Présentation de l’éditeur. « Le capitalisme, une fois terrassé l’ennemi communiste en 1989, s’est retrouvé sans contre-modèle. Tout à son hubris de vainqueur, ce système effréné a adopté les tares du vaincu : bureaucratie, opacité, autoritarisme, inégalitarisme.
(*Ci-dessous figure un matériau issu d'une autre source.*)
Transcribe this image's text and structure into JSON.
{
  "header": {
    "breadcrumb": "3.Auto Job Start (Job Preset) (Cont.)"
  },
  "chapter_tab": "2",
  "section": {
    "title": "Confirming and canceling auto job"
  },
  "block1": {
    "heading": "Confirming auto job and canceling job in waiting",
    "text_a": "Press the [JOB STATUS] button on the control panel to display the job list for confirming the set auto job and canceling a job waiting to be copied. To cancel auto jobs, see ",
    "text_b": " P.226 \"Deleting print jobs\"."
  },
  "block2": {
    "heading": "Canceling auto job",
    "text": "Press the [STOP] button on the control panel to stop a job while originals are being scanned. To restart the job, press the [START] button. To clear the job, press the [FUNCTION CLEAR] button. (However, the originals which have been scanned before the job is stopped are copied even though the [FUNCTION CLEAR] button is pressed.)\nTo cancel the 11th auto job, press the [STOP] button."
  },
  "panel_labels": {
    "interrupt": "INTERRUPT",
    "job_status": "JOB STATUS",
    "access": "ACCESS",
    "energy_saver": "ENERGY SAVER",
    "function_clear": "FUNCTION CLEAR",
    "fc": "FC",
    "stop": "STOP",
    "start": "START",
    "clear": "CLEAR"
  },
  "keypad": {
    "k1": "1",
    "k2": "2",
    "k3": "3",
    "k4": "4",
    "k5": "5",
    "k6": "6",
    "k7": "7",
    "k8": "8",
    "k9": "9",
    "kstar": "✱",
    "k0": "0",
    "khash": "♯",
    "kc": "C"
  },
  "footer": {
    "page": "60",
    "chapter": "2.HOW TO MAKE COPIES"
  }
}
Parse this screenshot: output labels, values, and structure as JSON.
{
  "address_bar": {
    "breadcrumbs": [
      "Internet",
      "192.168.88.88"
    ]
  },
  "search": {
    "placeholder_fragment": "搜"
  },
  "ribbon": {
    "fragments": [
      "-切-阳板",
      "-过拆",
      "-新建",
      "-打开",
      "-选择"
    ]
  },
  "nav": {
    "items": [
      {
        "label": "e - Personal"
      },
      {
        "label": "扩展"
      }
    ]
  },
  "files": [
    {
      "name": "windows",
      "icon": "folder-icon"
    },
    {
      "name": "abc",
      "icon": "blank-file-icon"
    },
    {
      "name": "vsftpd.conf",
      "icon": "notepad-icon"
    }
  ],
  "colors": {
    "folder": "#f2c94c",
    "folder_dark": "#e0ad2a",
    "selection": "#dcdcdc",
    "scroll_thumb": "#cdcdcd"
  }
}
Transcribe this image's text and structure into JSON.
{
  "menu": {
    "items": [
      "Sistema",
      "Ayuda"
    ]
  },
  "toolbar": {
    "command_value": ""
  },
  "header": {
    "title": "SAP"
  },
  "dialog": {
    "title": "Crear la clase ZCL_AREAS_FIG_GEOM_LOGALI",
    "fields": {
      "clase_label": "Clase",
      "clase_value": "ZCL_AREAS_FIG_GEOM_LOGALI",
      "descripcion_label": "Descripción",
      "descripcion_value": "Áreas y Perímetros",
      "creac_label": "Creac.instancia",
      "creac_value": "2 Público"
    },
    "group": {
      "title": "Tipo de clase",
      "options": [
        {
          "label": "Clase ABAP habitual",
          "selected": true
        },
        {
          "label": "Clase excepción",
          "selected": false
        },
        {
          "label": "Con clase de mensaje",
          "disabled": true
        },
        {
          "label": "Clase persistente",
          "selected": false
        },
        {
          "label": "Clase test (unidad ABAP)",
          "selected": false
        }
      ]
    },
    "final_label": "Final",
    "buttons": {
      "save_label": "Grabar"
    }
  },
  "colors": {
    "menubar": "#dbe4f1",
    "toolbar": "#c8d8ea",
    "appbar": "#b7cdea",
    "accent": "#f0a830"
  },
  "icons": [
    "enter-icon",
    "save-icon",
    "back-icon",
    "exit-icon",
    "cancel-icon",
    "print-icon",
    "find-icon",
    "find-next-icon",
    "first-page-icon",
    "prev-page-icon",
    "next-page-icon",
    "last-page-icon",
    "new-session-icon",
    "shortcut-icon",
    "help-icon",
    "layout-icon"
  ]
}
Il ne manquait plus que la preuve par le virus : la pandémie de Covid-19 a fait office de révélateur et d’accélérateur en cette année 2020. Trente-quatre ans après Tchernobyl, qui avait signé l’arrêt d’obsolescence du « socialisme réel ».
Rongée par la financiarisation galopante, au service d’une nomenklatura
échappant à l’impôt, cette économie globale de marché en est venue à
saper les services publics et à désintégrer la classe moyenne, gage de
démocratie. Tournant le dos aux approches keynéso-rooseveltiennes,
débarrassé du devoir d’incarner un modèle attractif aux yeux de
populations vivant sous un régime communiste, le système a muté. Et ce
pour déboucher sur un capitalisme de surveillance propre à deux
puissances laboratoires en la matière : la Chine et la Russie.
L’heure est au droit de grève traité en activité anticapitaliste, aux samizdats électroniques (Leaks en tous genres), voire aux dissidents (d’Edward Snowden à Julian Assange) ; tandis que Donald Trump prend des airs de Nicolae Ceausescu. Le tout sur fond de croyance indécrottable en un marché total – le pendant de l’État total des démocraties populaires de naguère. Trente et un ans après la chute du mur de Berlin, voici que le soviétisme s’avère stade suprême du capitalisme ».
Aujourd’hui
journaliste à Médiapart, Antoine Perraud nous gratifie de billets dans
lesquels nous retrouvons la verve et la malice de celui qui anima
longtemps, sur France Culture, l’émission « Tire ta langue ». Son ton
mesuré masquait mal l’amusement avec lequel il jouait avec les
subtilités de la langue française. Reconnaissons-lui un autre mérite :
celui de ne pas l’avoir dans la poche. Il le démontre encore une fois
dans l’ouvrage qu’il vient de faire paraître. Profitons-en car Antoine
Perraud n’est pas du genre prolixe : son dernier, La Barbarie journalistique, date de 2007.
Dans cet essai, il nous donne à voir le capitalisme assez gauche, si
l’on peut dire, empreint d’une grande tristesse depuis trente ans. C’est
qu’il lui manque son vis-à-vis, qui lui tendait son miroir : le
socialisme réel. Alors, il n’a rien trouvé de mieux que de le
ressusciter, presque, en s’affublant de ses oripeaux. Lla crise du (ou
de la) COVID-19 qui en a fait prendre conscience Antoine Perraud, qui
l’a alors débusqué dans le réduit où il se déguise. À l’en croire, le
capitalisme aurait réussi là où le socialisme réel a échoué, en achevant
son programme. Car derrière les forces de l’ordre matraquant à tout va
les Gilets jaunes, comment ne pas voir l’ombre des Schupos d’Erich
Honecker réprimant à grand peine, en 1989, les Allemands de l’Est
cherchant à faire tomber les frontières. Il saisit également les
atteintes de plus en plus sévères à la liberté de la presse pour le
démasquer : il faut désormais faire bonne figure avant que d’être
accepté à suivre la police, en marchant et en regardant là où il faut.
Les Trump et Johnson ne sont finalement que des socialistes de l’ancien
temps, derrière leur faux-nez. Le temps est donc venu de l’avènement du
capitalisme réel.
Les deux cent cinquante pages se dévorent à toute vitesse, sans que jamais l’indigestion soit à craindre. Outre le plaisir qu’on à le lire, Antoine Perraud s’appuie sur un nombre important de références, à des articles, des ouvrages scientifiques. C’est que sa thèse n’est en rien l’œuvre d’un facétieux plaisantin qui n’aurait rien trouver de mieux à faire, pendant le confinement du printemps, que d’écrire pour amuser la galerie. Sitôt la dernière page lue, on se prend à ouvrir grands les yeux, à se dire que la vision l’ami Perraud n’est pas dénué d’un sens certain de la réalité, et surtout à se demander ce qu’il reste de la démocratie réelle.